Além disso, é importante salientar que as leis e tratados internacionais podem sofrer alterações ao longo do tempo. Portanto, uma análise periódica da situação tributária do contribuinte, com a devida atualização em relação às mudanças legislativas, é fundamental para garantir a conformidade e evitar surpresas fiscais desagradáveis, tal como estamos vendo no Brasil.

4. A Reforma Tributária (PEC 45-A) e o ITCMD

A Proposta de Emenda Constitucional (PEC) nº 45/2019, também conhecida como a PEC da Reforma Tributária, é uma iniciativa que busca promover uma significativa mudança no sistema tributário brasileiro. O foco da reforma são os tributos federais ( PIS, COFINS e IPI) e os estaduais (ICMS) e municipais (ISS).

No entanto, recentemente tivemos a votação da PEC na Câmara dos Deputados e alguns pontos referentes também ao ITCMD chamaram a atenção e poderão influenciar nos aspectos que comentamos acima.

A inclusão do ITCMD na unificação tributária poderia gerar impactos importantes no planejamento sucessório e patrimonial dos contribuintes. Mudanças nas alíquotas, isenções e regras de incidência poderiam afetar a forma como as pessoas organizam suas transmissões de bens e direitos, exigindo uma revisão dos arranjos de proteção patrimonial e sucessória.

No entanto, não chegamos tão longe, mas o texto aprovado pela Câmara traz algumas mudanças.

Em relação à legitimidade ativa, a proposta altera o artigo 155, II da Constituição, para prever a competência do Estado onde era domiciliada a pessoa falecida, sendo hoje a CF prevê a competência do Estado onde se processar o inventário ou arrolamento.

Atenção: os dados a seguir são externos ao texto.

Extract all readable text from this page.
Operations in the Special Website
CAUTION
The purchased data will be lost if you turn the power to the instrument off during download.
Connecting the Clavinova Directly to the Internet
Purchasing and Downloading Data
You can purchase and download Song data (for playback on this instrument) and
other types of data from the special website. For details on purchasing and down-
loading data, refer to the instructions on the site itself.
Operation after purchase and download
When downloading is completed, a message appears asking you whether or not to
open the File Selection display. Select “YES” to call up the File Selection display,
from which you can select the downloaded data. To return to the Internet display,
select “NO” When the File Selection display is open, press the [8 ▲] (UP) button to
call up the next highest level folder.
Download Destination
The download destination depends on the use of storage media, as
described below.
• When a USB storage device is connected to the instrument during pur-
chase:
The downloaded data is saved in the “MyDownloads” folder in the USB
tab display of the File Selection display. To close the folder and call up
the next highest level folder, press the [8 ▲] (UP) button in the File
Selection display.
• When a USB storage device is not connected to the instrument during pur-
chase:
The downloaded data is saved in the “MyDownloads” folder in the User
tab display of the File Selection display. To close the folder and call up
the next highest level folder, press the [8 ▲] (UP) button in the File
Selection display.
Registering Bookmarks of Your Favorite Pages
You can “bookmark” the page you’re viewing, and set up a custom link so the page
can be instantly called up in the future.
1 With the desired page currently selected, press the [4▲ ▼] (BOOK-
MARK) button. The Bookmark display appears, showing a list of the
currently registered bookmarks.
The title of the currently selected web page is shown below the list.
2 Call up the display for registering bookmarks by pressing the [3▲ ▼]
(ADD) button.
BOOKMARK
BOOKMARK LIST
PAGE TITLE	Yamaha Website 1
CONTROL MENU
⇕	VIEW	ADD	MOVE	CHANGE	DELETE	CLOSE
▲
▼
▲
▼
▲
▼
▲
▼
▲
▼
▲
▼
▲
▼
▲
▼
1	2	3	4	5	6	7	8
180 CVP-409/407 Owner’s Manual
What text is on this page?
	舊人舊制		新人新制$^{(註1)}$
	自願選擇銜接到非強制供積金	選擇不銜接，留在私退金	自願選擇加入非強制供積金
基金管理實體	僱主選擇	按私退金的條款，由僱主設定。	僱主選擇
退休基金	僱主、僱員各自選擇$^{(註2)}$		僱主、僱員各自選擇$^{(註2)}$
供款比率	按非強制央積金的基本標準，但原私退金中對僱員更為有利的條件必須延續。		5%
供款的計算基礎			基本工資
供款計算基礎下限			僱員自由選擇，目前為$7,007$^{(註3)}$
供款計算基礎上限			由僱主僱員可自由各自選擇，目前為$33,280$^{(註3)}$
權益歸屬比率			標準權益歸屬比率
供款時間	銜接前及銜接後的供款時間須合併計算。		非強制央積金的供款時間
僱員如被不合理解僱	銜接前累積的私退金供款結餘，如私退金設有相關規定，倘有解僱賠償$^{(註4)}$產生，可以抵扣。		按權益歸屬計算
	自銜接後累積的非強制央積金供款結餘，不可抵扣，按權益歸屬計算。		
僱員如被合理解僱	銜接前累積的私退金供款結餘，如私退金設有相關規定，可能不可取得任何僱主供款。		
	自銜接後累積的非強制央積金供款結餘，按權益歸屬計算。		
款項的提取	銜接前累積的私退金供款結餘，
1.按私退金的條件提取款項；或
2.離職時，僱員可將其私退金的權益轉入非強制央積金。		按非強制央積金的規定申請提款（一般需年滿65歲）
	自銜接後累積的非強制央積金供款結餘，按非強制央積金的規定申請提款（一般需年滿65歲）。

Além disso, passa-se a prever a alíquota progressiva em razão do valor da transmissão e da doação, bem como a imunidade no caso de transmissões para entidades sem fins lucrativos e beneficentes, a ser regulamentada por lei complementar.

Ainda em uma tentativa de solucionar a questão das heranças e doações do exterior, o artigo 16 da PEC prevê que:

“Art. 16. Até que lei complementar regule o disposto no art. 155, § 1º, III, da Constituição Federal, o imposto incidente nas hipóteses de que trata aquele dispositivo competirá a:

I – relativamente a bens imóveis e respectivos direitos, ao Estado da situação do bem, ou ao Distrito Federal;

II – se o doador tiver domicílio ou residência no exterior:

  1. a) ao Estado onde tiver domicílio o donatário ou ao Distrito Federal;
  2. b) se o donatário tiver domicílio ou residir no exterior, ao Estado em que se encontrar o bem ou ao Distrito Federal;

III – relativamente aos bens do de cujus, ainda que situados no exterior, ao Estado onde era domiciliado, ou, se domiciliado ou residente no exterior, onde tiver domicílio o herdeiro ou legatário, ou ao Distrito Federal.

Ou seja, em vez de simplesmente alterar o artigo 155, § 1º, III, que prevê a necessidade de lei complementar, a PEC cria uma solução provisória, para determinar que, no caso de doador domiciliado no exterior, o ITCMD será devido ao Estado onde domiciliado o donatário e se o donatário também se encontrar no exterior, para o Estado onde se encontrar o bem.

Essa última hipótese se aproxima muito da lógica do imposto de renda, que prevê sua incidência ainda que as partes estiverem fora do país, mas o bem objeto da transação esteja aqui.

No caso de herança, a proposta prevê que o ITCMD será devido ao Estado onde tiver domicílio o de cujus ainda que os bens estejam no exterior e caso ele seja domiciliado no exterior, para o Estado onde estiver seu herdeiro ou legatário.

Os próximos pontos de discussão que podemos esperar, caso esse texto seja de fato aprovado, seriam:

  • Em relação à necessidade ou não de novas leis estaduais após a aprovação da PEC, considerando as ADINs que foram julgadas pelo STF (embora algumas ainda não tenham transitado em julgado); e,
  • Aplicação ou não do princípio da anterioridade anual e nonagesimal para fins de cobrança desse imposto, nessas condições.

Como se vê, a estrutura em si do ITCMD parece não estar em risco próximo de ser alterada, mas novas discussões e litígios podem ser esperados, sendo importante ter o acompanhamento de toda essa situação em planejamentos sucessórios.